Will this require dollars beyond what we have? Not necessarily.

Federal law already provides schools with money to pay for this. It’s just that the funds typically go to reduce class sizes or provide professional development for teachers instead – strategies that have mixed results. Some of these funds should be redirected to pay for incentives drawing teachers into high-poverty schools. This is also a great use of stimulus money.

I’m glad to see to someone from the New America Foundation describe the results of class size reduction as “mixed.” Wow- you are half way there. The real word you are looking for however is “c*a*t*a*s*t*r*o*p*h*i*c” and the issue goes much deeper than the distribution of experienced teachers. On average, American colleges of education are recruiting from the bottom third of American college students based on admission scores. 

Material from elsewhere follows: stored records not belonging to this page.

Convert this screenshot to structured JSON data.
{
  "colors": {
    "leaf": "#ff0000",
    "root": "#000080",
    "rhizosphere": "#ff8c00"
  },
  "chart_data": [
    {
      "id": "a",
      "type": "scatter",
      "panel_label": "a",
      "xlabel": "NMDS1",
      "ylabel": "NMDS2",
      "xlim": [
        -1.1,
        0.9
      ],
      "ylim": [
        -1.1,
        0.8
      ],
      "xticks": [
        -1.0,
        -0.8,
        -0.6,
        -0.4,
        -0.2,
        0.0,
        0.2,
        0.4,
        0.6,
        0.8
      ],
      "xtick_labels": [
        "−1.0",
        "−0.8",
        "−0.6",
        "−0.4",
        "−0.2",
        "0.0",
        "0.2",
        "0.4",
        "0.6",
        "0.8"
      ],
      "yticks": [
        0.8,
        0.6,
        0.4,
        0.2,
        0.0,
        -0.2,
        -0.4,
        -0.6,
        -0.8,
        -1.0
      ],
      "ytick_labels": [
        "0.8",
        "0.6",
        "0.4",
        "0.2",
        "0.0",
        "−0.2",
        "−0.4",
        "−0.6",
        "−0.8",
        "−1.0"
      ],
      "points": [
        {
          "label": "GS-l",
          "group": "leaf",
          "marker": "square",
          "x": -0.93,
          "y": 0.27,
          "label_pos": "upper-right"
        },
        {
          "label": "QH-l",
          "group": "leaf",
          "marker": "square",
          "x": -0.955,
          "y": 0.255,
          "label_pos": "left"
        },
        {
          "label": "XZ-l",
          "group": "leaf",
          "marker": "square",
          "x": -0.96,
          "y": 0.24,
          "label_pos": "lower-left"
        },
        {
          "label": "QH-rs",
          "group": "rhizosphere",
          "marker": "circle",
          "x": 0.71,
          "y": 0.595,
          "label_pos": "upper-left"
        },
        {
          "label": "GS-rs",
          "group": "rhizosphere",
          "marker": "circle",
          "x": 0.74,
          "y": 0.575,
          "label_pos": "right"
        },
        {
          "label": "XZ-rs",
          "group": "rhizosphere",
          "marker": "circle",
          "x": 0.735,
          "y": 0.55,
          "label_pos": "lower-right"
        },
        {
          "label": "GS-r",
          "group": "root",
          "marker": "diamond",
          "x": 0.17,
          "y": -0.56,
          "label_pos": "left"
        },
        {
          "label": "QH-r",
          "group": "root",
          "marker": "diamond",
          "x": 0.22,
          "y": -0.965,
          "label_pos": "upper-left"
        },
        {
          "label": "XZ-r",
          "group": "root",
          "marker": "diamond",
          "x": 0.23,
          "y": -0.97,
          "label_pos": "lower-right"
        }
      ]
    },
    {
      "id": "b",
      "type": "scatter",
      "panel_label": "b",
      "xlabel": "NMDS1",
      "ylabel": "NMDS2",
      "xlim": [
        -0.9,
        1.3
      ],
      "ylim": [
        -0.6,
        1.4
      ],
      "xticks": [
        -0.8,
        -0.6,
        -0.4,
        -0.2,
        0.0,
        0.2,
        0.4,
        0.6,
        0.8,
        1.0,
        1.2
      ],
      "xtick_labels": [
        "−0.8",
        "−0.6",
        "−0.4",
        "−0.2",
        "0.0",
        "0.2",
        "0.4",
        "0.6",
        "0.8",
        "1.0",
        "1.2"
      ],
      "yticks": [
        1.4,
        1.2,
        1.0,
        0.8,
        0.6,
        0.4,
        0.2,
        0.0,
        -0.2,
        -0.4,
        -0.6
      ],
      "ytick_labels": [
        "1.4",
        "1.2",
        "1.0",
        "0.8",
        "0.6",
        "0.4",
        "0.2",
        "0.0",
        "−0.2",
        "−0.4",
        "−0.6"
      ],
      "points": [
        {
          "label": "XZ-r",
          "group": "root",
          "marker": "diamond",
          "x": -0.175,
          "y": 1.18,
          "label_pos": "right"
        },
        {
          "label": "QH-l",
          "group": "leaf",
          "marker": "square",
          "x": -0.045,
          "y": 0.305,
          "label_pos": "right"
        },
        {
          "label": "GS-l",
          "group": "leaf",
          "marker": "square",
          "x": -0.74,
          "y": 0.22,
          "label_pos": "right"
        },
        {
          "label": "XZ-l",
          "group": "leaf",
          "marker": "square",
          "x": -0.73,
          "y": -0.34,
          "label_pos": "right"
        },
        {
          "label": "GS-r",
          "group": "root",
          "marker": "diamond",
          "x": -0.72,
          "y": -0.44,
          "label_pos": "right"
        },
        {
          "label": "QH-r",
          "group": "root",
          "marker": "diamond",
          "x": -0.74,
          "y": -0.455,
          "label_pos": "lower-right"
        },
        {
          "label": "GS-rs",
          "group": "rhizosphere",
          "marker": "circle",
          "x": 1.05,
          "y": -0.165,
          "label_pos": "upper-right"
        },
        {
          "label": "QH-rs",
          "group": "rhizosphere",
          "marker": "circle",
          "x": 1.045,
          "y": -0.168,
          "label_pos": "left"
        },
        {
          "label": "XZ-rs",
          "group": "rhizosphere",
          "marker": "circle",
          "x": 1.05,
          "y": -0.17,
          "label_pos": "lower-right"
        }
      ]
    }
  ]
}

Reading between the lines, the world is precisely as the unions want it to be: an emphasis on class size and seniority over teacher quality or equity. The system is also perfectly designed to deliver the most needy students low-quality teachers.

John Rawls is surely spinning in his grave.

UPDATE/CORRECTION

I loaded the wrong Brookings study Super Chart! The correct Super Chart! is from page 28 of the same study and shows a  weaker relationship between experience and student learning gains, with year one teachers with a bell curve centered around -3 and second and third year teachers around zero.